Soutenance de Thèse Anne Rapin – Mobilité du phosphore sédimentaire


Tout l’équipe de la Chaire d’Excellence adresse ses félicitations à Anne Rapin de l’obtention de son doctorat sur le sujet « Mobilité du phosphore sédimentaire en contexte de retenues de barrage hydroélectrique ». Nous lui souhaitons la meilleure des chances pour sa future carrière. (Sur la photo, à gauche vers la droit – Marion Rabiet, Véronique Deluchat, Anne Rapin, Malgorzata Grybos)

Résumé

La charge interne en phosphore (P) sédimentaire stockée dans les retenues de barrages retarde la restauration du processus d’eutrophisation.

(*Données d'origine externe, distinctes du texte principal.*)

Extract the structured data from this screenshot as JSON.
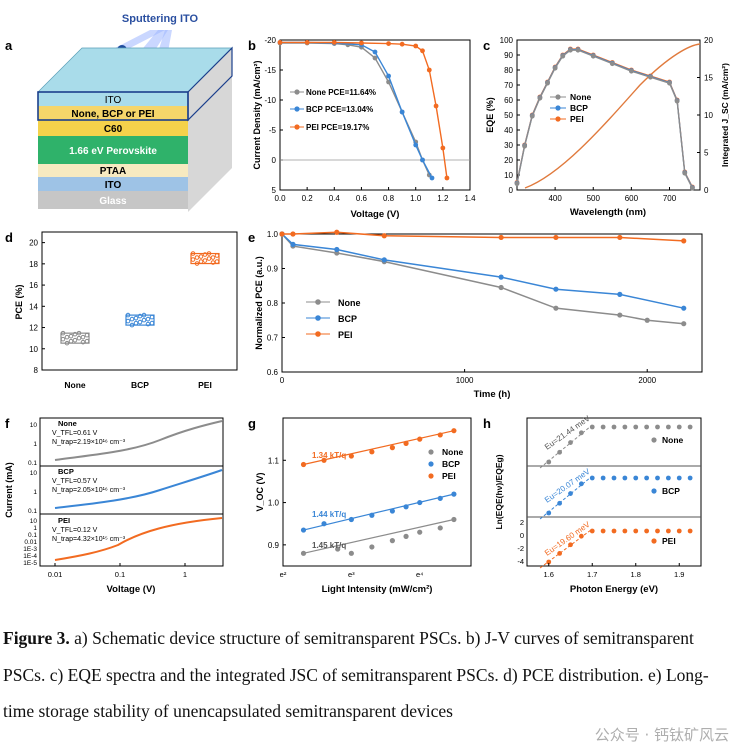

Ainsi, l’étude de la mobilité du P sédimentaire dans les retenues de barrage permet d’une part de mieux comprendre son cycle géochimique dans ces systèmes, d’autre part de mieux appréhender les politiques de gestions de restauration des milieux. Cette étude met en évidence l’impact de trois barrages en cascade (Complexe de l’Age, Creuse, France) sur la distribution du P sédimentaire le long d’un continuum fluviatile. Dans les retenues étudiées, les teneurs en TP sont en moyenne de 1,59 ± 0,51 mgP/gsec et augmentent en direction des barrages. Ceci contraste avec les faibles teneurs observées dans les parties fluviatiles. Dans les réservoirs, le fractionnement chimique a montré que plus de 50% du P extrait était associé à la fraction ascorbate. L’association du P aux oxy-hydroxydes de Fe dans les particules fines des sédiments accumulées près du barrage, s’avère être le facteur majeur expliquant les variations longitudinales des teneurs en TP. De plus, ces fortes teneurs associées à ces phases redox-sensibles et la mise en évidence d’un hypolimnion anoxique, révèle le fort potentiel de mobilisation de P sédimentaire dans ces retenues. En condition aérobie, un risque de mobilisation résultant d’un équilibre des concentrations entre soluté et fraction solide existe néanmoins. La détermination de valeur seuil EPC0 a souligné l’évolution du rôle de puits/source du sédiment vis-à-vis du P entre les retenues d’un même complexe. Enfin, l’étude de la mobilité du P sédimentaire en laboratoire, suite à deux cycles successifs aérobies et anaérobies montre que l’oscillation du potentiel d’oxydo-réduction, observée dans les retenues, favorise la mobilisation du P sédimentaire. La géochimie du Fe et la qualité de la matière organique dissoute semble être tous les deux impliqués dans la mobilité du P.